Today, March 14 is the birthday of Albert Einstein—a lifelong champion of questioning.
In honor of Questionmeister Einstein, LeadingWithQuestions.com has been delighted to join a Great Roster of Participating Organizations who are sponsoring Question Week, with the goal of increasing appreciation of the importance of questioning in education, business, and in our daily lives. Are you curious about Einstein and questioning? Click “HERE”
For the fifth consecutive year – from Sunday, March 11 to Saturday, March 17, 2018 people across the Internet are encouraged to share their stories and thoughts about the role of curiosity and questioning in their lives, or to share their own meaningful “beautiful questions”—all designed to create a national conversation around questioning. (See our visual Wonder Wall from 2016.) We are also inviting teachers in schools to set aside time during Question Week to tell students about the importance of questioning and to conduct exercises and activities that encourage kids to ask beautiful questions of their own.
Why is questioning so important?
Questioning is a critical tool for learning. It helps us solve problems and adapt to change. And increasingly, we’re coming to understand that questioning is a starting point for innovation. In a world of dynamic change, one could say that questions are becoming more important than answers. Today, what we “know” may quickly become outdated or obsolete—and we must constantly question to get to new and better answers.
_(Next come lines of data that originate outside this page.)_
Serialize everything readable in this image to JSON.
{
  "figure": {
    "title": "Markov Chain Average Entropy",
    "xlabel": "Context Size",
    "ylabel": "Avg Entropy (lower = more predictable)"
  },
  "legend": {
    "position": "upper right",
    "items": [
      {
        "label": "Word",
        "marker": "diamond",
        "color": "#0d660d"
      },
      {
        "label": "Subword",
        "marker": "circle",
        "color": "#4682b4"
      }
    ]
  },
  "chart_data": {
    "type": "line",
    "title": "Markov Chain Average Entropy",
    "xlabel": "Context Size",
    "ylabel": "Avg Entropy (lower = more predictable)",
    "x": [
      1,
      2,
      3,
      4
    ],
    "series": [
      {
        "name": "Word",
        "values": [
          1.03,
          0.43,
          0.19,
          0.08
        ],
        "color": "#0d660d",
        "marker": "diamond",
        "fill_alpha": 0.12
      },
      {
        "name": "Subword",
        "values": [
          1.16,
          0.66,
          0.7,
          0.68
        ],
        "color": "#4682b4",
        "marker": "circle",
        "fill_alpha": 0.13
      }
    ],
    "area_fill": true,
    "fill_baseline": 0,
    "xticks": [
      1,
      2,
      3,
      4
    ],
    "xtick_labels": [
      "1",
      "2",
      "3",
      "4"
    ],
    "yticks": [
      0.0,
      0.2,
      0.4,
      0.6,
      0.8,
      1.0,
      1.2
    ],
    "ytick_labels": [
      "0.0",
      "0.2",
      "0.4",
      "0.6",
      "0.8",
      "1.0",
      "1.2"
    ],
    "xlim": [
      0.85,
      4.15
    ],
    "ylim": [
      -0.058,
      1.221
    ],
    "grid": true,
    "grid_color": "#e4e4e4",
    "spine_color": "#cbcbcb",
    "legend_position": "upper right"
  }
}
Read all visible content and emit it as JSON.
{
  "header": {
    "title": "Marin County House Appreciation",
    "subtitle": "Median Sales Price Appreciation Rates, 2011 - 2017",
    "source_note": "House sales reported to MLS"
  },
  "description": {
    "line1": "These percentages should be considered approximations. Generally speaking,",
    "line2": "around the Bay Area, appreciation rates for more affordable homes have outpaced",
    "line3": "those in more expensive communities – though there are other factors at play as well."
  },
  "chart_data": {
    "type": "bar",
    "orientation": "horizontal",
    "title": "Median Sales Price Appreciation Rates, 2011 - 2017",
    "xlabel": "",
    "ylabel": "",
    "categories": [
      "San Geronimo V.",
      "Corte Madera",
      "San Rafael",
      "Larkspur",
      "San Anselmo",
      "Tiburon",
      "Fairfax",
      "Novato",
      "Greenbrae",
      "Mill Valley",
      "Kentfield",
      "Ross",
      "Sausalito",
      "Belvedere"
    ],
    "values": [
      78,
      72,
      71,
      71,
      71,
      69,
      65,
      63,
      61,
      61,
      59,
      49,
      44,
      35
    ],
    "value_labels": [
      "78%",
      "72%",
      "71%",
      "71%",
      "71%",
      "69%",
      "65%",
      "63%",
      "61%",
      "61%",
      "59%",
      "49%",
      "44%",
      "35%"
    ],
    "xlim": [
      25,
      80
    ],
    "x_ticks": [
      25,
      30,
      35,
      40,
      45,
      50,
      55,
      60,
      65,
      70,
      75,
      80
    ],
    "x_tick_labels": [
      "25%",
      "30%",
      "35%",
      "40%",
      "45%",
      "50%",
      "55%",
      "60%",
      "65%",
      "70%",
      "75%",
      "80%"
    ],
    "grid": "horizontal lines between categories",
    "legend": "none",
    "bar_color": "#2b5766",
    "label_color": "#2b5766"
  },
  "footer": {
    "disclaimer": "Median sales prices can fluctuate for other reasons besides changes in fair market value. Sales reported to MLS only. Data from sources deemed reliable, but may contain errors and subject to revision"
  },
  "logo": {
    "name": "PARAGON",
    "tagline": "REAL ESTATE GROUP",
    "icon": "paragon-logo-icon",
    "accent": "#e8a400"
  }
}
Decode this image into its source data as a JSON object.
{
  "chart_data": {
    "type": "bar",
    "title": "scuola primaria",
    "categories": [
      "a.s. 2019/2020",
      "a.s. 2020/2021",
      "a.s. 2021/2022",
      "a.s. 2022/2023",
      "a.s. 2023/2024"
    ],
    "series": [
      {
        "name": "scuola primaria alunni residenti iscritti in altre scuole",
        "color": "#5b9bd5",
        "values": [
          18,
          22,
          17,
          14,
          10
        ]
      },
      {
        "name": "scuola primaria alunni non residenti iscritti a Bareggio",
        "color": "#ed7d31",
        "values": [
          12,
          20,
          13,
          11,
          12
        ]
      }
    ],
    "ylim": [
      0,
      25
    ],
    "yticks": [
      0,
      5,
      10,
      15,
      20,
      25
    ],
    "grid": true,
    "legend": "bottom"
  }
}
Questions also spark the imagination. And we’re now learning that questions can help us motivate ourselves much better than resolutions or statements—all the while engaging the interest and support of others. Learning how to act on our questions can lead us toward solutions and creative breakthroughs. Einstein understood this; so do the people running Google, Amazon, and lots of other innovative endeavors.
So then, why don’t we question more?
Even as the need for more and better questioning is on the rise, research shows that for most of us, questioning lessens as we grow older. We start off asking hundreds of questions a day as kids—then questioning “falls off a cliff” by high school. In most schools questioning skills are not taught. And in an education system geared toward memorized answers and “teaching to the test,” questioning often gets squeezed out of the classroom.
The problem continues as we enter the workplace—because many businesses do not appreciate how critically important questioning is to innovation and business growth. Too often in business, questioning is seen as a distraction or a sign of weakness.
How can we spread the word about the power of questioning?
That is the “mission question” behind Question Week. Questioning is a known positive force, but as author Warren Berger says, it is “under-valued, under-taught and under-utilized.” The annual Question Week is part of an effort to educate people on this important topic and to re-ignite the spark of inquiry we all have within us. Questioning is a key way to keep our kids engaged in school and our companies competitive in the global marketplace.
Question Week encourages everyone from school kids to CEOs to think about asking better questions themselves, and to also encourage others around them to question more mindfully.
The message is: We all should be asking more “Better Questions.”
Can you get better at questioning?
The answer is yes. Questioning is something anyone can do—however, the best questioners apply certain skills and methods that enable them to formulate better questions. And that helps them to solve problems, come up with better ideas, and achieve greater results.
Two Questions for you:
- What might be the best question you have ever been asked?
- What might be the best question you have ever asked?